Uma das coisas que eu mais gosto é começar. Começar qualquer coisa me deixa feliz. Quando eu era criança, começar caderno me deixava nas nuvens (ainda bem que a gente cresce e descobre outras coisas que nos deixa nas nuvens...). Eu prometia a mim mesma que aquele caderno merecia a letra mais linda do mundo e ia assim até o dia que percebia que estava mais interessada na fofoca da minha amiga do que em registrar a matéria... Aí fazia qualquer garrancho só pra ouvir a última-pérola-sobre-a-fulana-que-eu-mal-conhecia. Deve ter sido nessa hora que eu saquei uma coisa importante: prioridades, ué!
Os começos de filmes são outros começos bons. Sou louca pelo música da Twentieth Century Fox e me sinto a pessoa mais sortuda do mundo quando to zapeando e vejo que vai começar um filme. Pode ser besta. Pode ser American Pie 3 ou Um Amor de Tesouro, mas, se pego no começo, fico na obrigação de assistir pelo menos dez minutos. Pra não estragar a sorte, sabe?
Começo de vidro novo de hidratante, a mesma paixão. Eu nunca repito o mesmo cheiro porque adoro as nuances diferentes que uma fragrância nova parece fazer na minha personalidade. Pode ser imperceptível a olhos estranhos, mas quase sempre muda uma coisinha.
Novas paixões, então. E olha que nem me refiro aos homens (porque essas não mecerem só um parágrafo de um post). Tipo paixão por uma música nova (ou velha, mas que acabei de descobrir). A cada vez que eu ouço e percebo um detalhe e um rouquinho diferente na voz do vocalista, ouço de novo e de novo... Banda nova, a mesma história.

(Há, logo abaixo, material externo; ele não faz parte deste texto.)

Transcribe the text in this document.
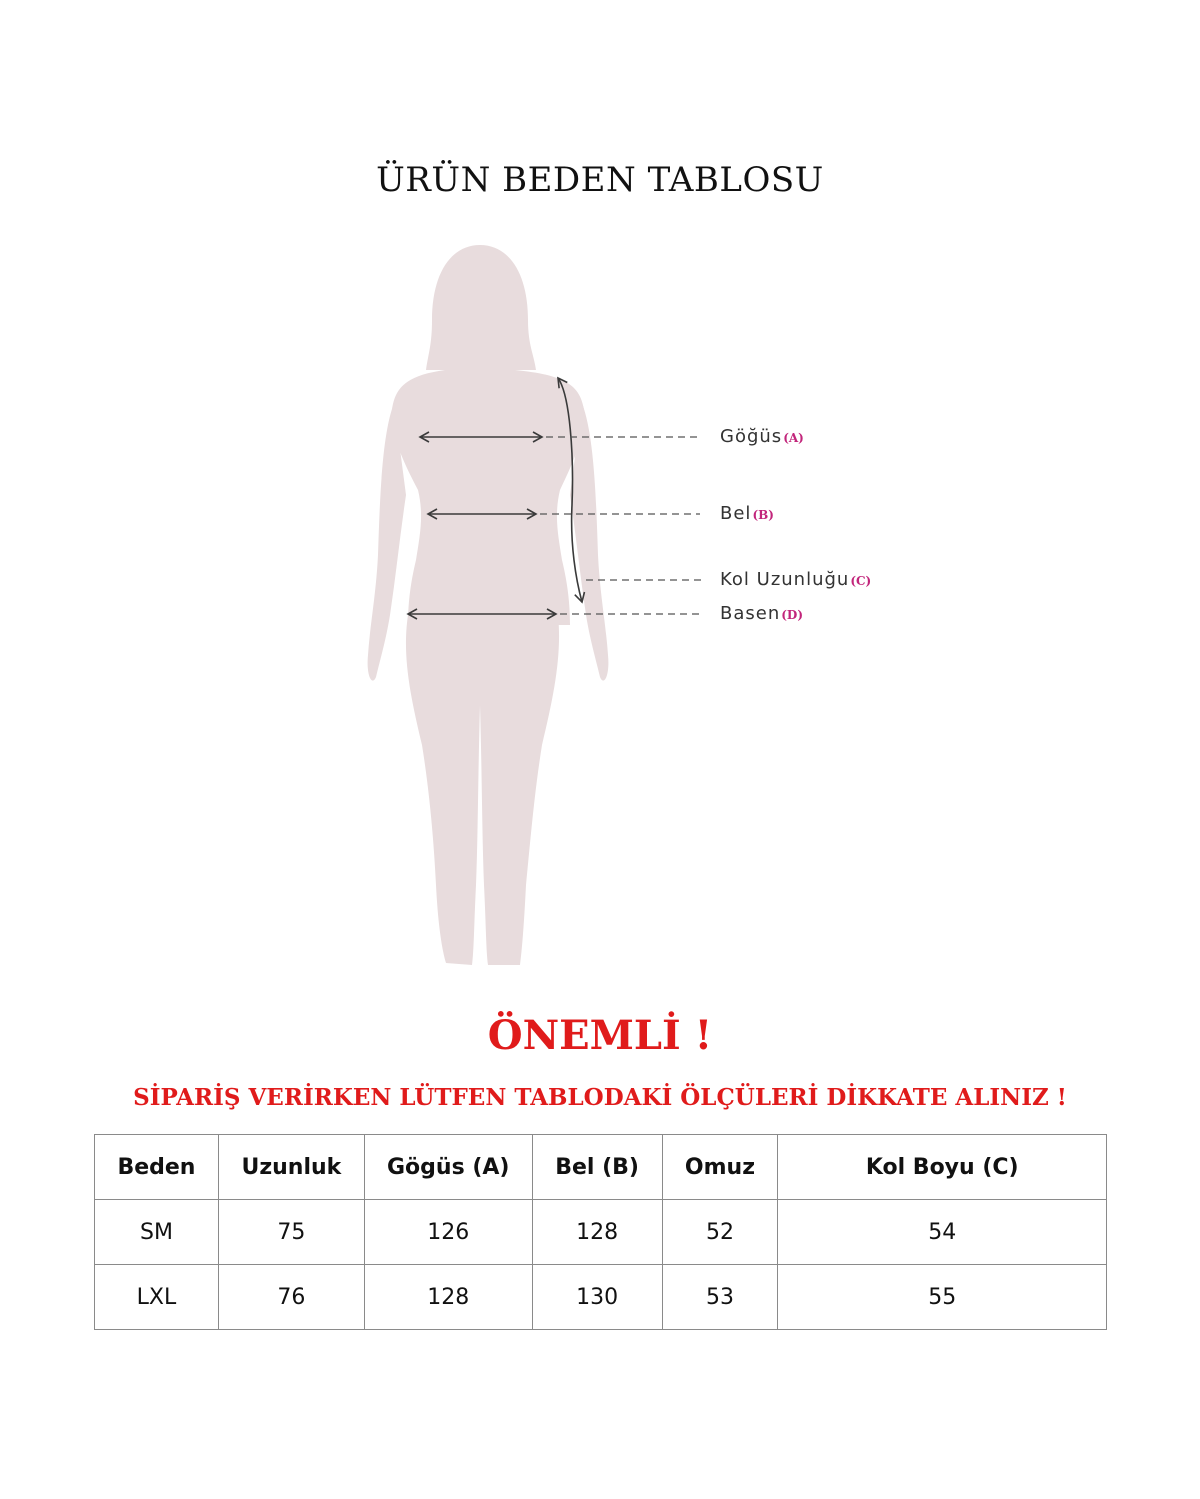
ÜRÜN BEDEN TABLOSU
Göğüs(A)
Bel(B)
Kol Uzunluğu(C)
Basen(D)
ÖNEMLİ !
SİPARİŞ VERİRKEN LÜTFEN TABLODAKİ ÖLÇÜLERİ DİKKATE ALINIZ !
Beden	Uzunluk	Gögüs (A)	Bel (B)	Omuz	Kol Boyu (C)
SM	75	126	128	52	54
LXL	76	128	130	53	55
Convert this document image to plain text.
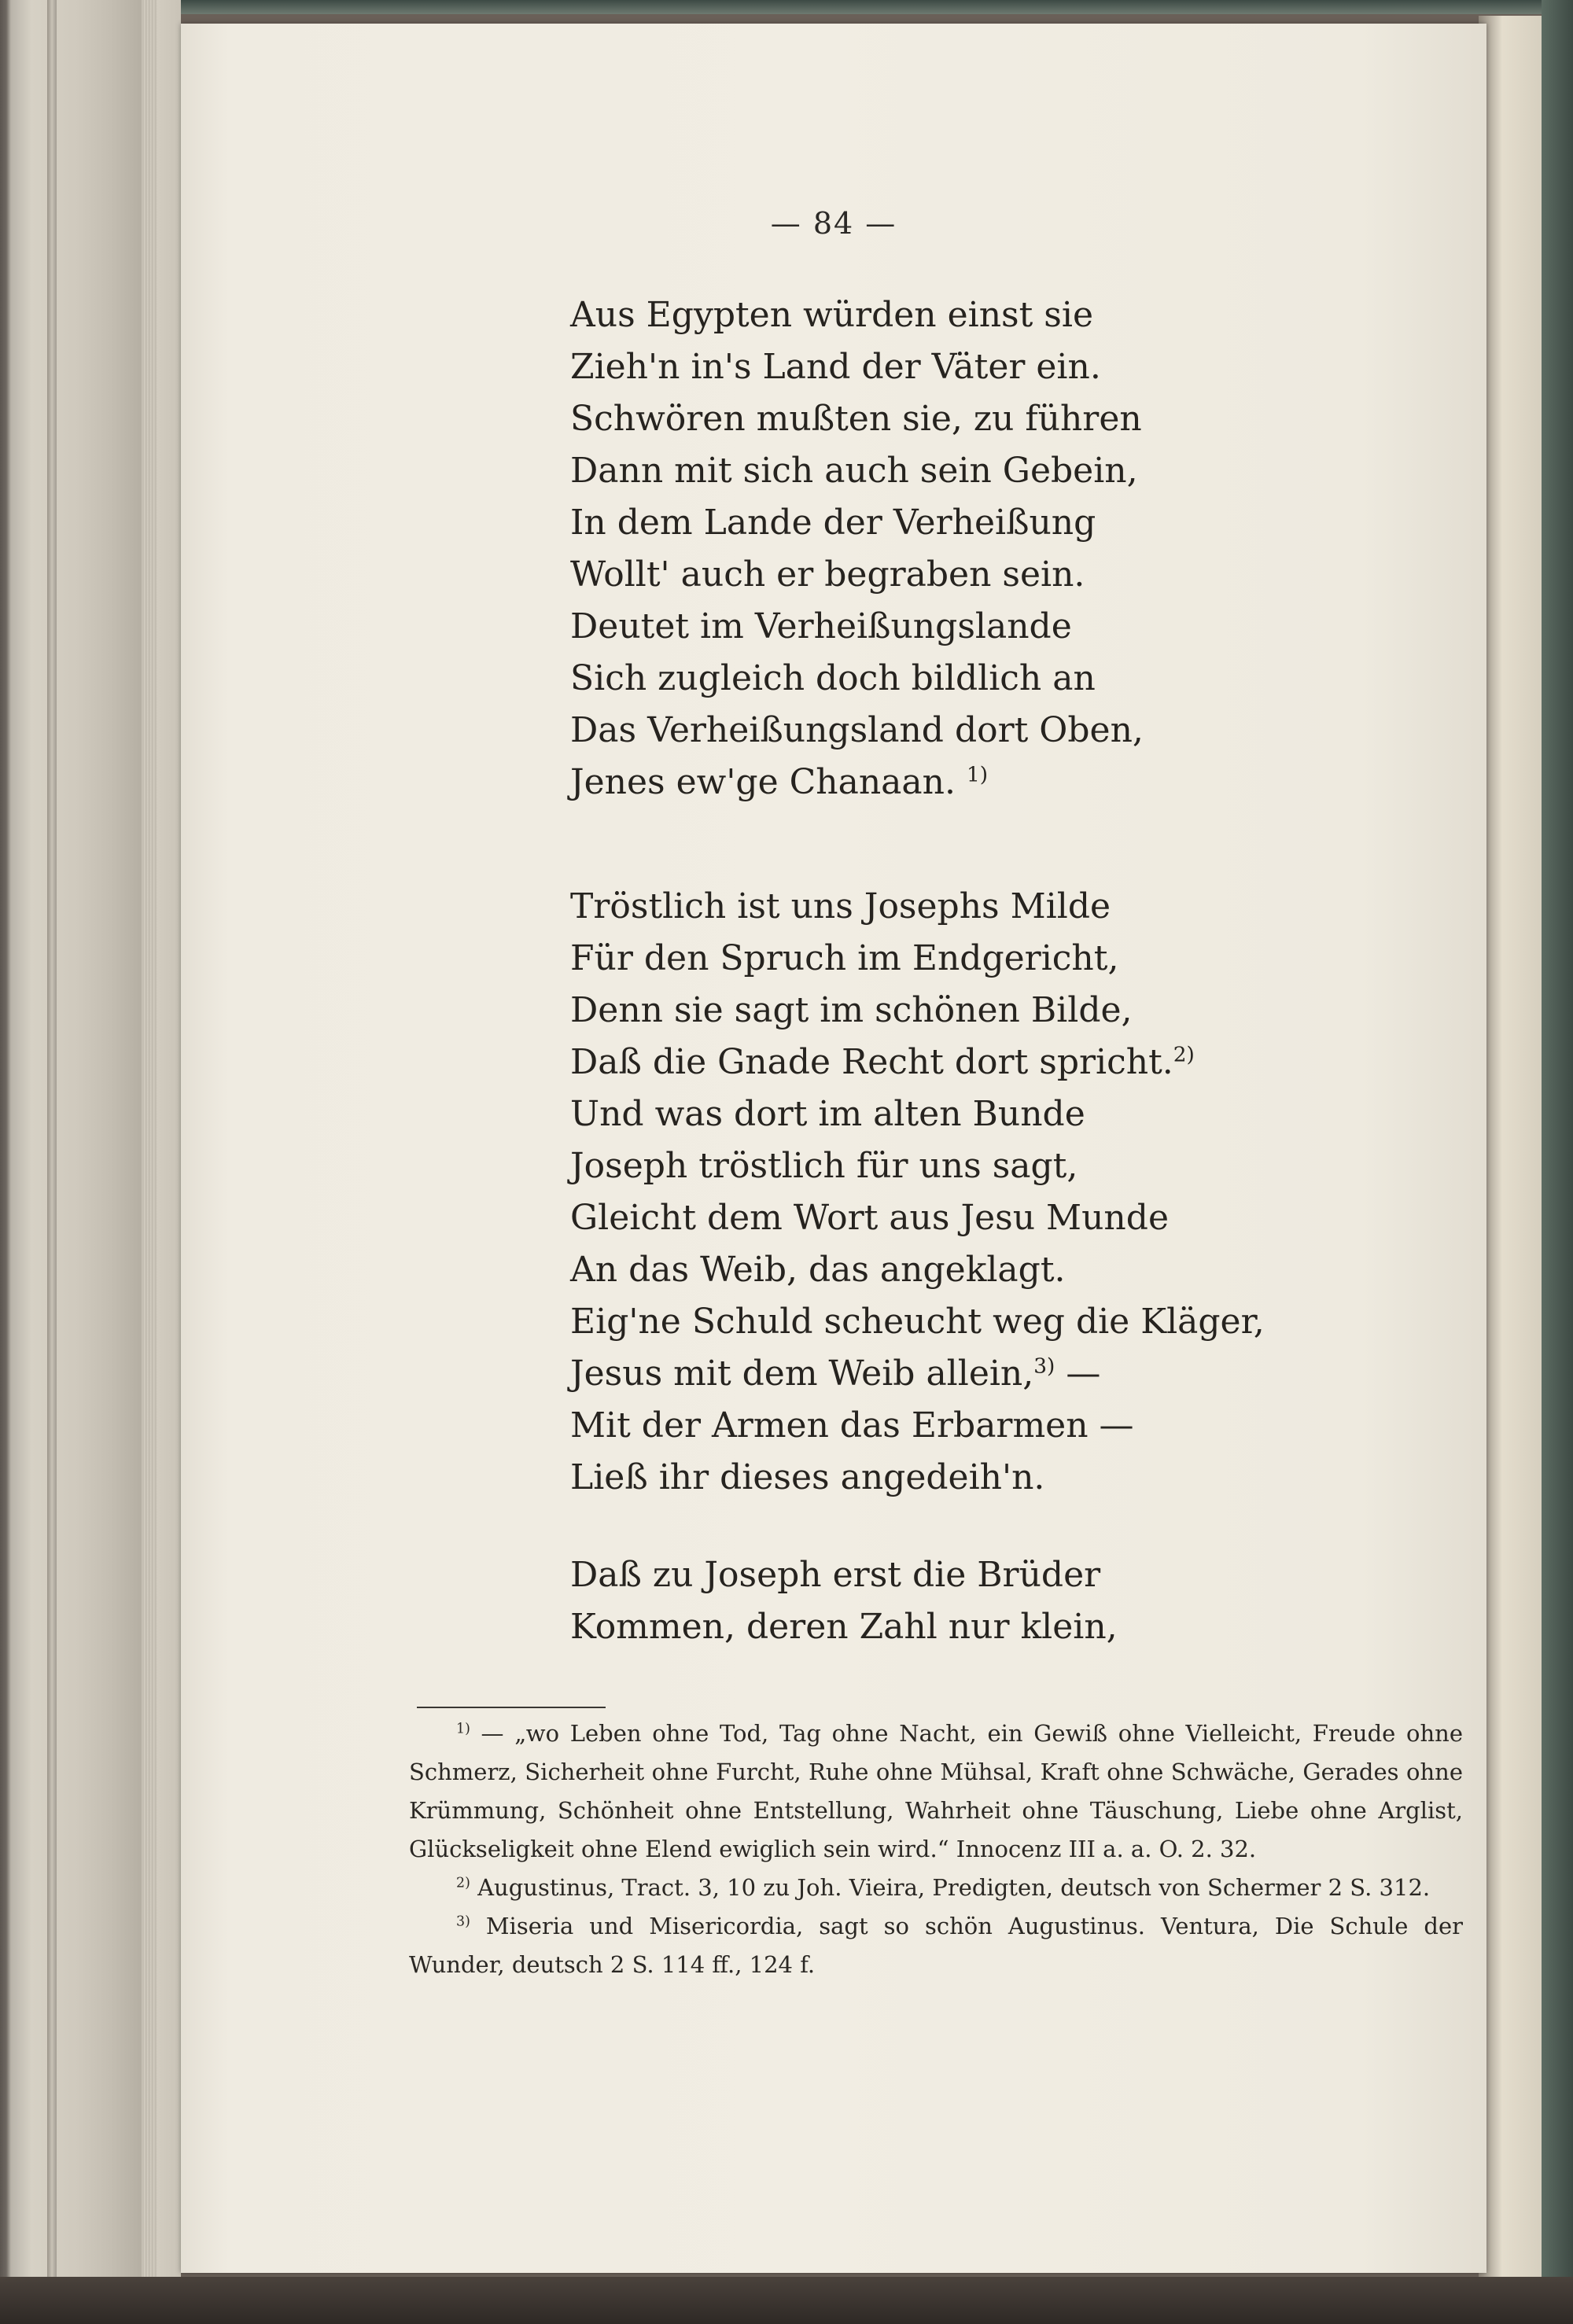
— 84 —
Aus Egypten würden einst sie
Zieh'n in's Land der Väter ein.
Schwören mußten sie, zu führen
Dann mit sich auch sein Gebein,
In dem Lande der Verheißung
Wollt' auch er begraben sein.
Deutet im Verheißungslande
Sich zugleich doch bildlich an
Das Verheißungsland dort Oben,
Jenes ew'ge Chanaan. $^{1)}$
Tröstlich ist uns Josephs Milde
Für den Spruch im Endgericht,
Denn sie sagt im schönen Bilde,
Daß die Gnade Recht dort spricht.$^{2)}$
Und was dort im alten Bunde
Joseph tröstlich für uns sagt,
Gleicht dem Wort aus Jesu Munde
An das Weib, das angeklagt.
Eig'ne Schuld scheucht weg die Kläger,
Jesus mit dem Weib allein,$^{3)}$ —
Mit der Armen das Erbarmen —
Ließ ihr dieses angedeih'n.
Daß zu Joseph erst die Brüder
Kommen, deren Zahl nur klein,

$^{1)}$ — „wo Leben ohne Tod, Tag ohne Nacht, ein Gewiß ohne Vielleicht, Freude ohne Schmerz, Sicherheit ohne Furcht, Ruhe ohne Mühsal, Kraft ohne Schwäche, Gerades ohne Krümmung, Schönheit ohne Entstellung, Wahrheit ohne Täuschung, Liebe ohne Arglist, Glückseligkeit ohne Elend ewiglich sein wird.“ Innocenz III a. a. O. 2. 32.

$^{2)}$ Augustinus, Tract. 3, 10 zu Joh. Vieira, Predigten, deutsch von Schermer 2 S. 312.

$^{3)}$ Miseria und Misericordia, sagt so schön Augustinus. Ventura, Die Schule der Wunder, deutsch 2 S. 114 ff., 124 f.
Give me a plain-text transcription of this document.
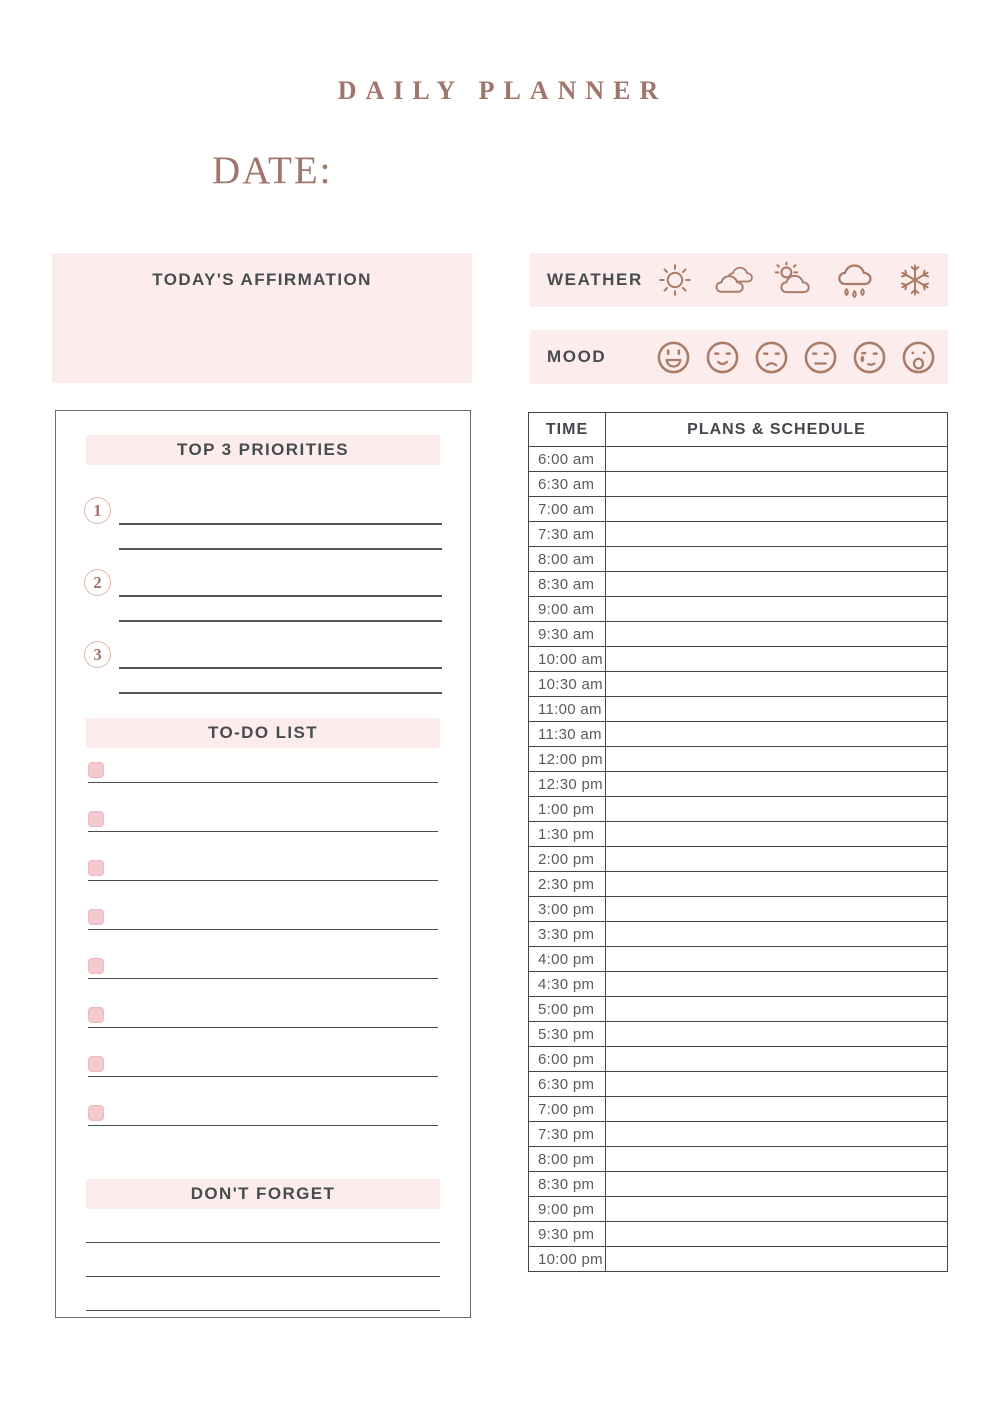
DAILY PLANNER
DATE:
TODAY'S AFFIRMATION	WEATHER
MOOD
TOP 3 PRIORITIES
1
2
3
TO-DO LIST
DON'T FORGET
TIME	PLANS & SCHEDULE
6:00 am	
6:30 am	
7:00 am	
7:30 am	
8:00 am	
8:30 am	
9:00 am	
9:30 am	
10:00 am	
10:30 am	
11:00 am	
11:30 am	
12:00 pm	
12:30 pm	
1:00 pm	
1:30 pm	
2:00 pm	
2:30 pm	
3:00 pm	
3:30 pm	
4:00 pm	
4:30 pm	
5:00 pm	
5:30 pm	
6:00 pm	
6:30 pm	
7:00 pm	
7:30 pm	
8:00 pm	
8:30 pm	
9:00 pm	
9:30 pm	
10:00 pm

Mas aí é um CD inteiro que tenho pra ouvir e descobrir rouquinhos, agudos e riffs sensacionais.
Outra nova paixão: um sabor diferente de sorvete. E eu percebo que poderia viver pra sempre daquele sorvete (sem comer nada salgado), nadar numa piscina cheia dele, enfim, virar criança e sujar o nariz enquanto toma sorvete. Até que eu enjoo e descubro outro.
Começar um livro é o principal dos meus começos preferidos. Você começa lendo sendo você mesma, mas não sabe direito como vai terminar, quem você vai ser no final. Livro bom, pra mim, é aquele que me deixa confusa comigo mesma. Vai ver por isso eu enrolo horrores pra terminar um livro, não quero me desprender de algo que mudou meu jeito de encarar as coisas. E encarar a mim mesma, acima de tudo.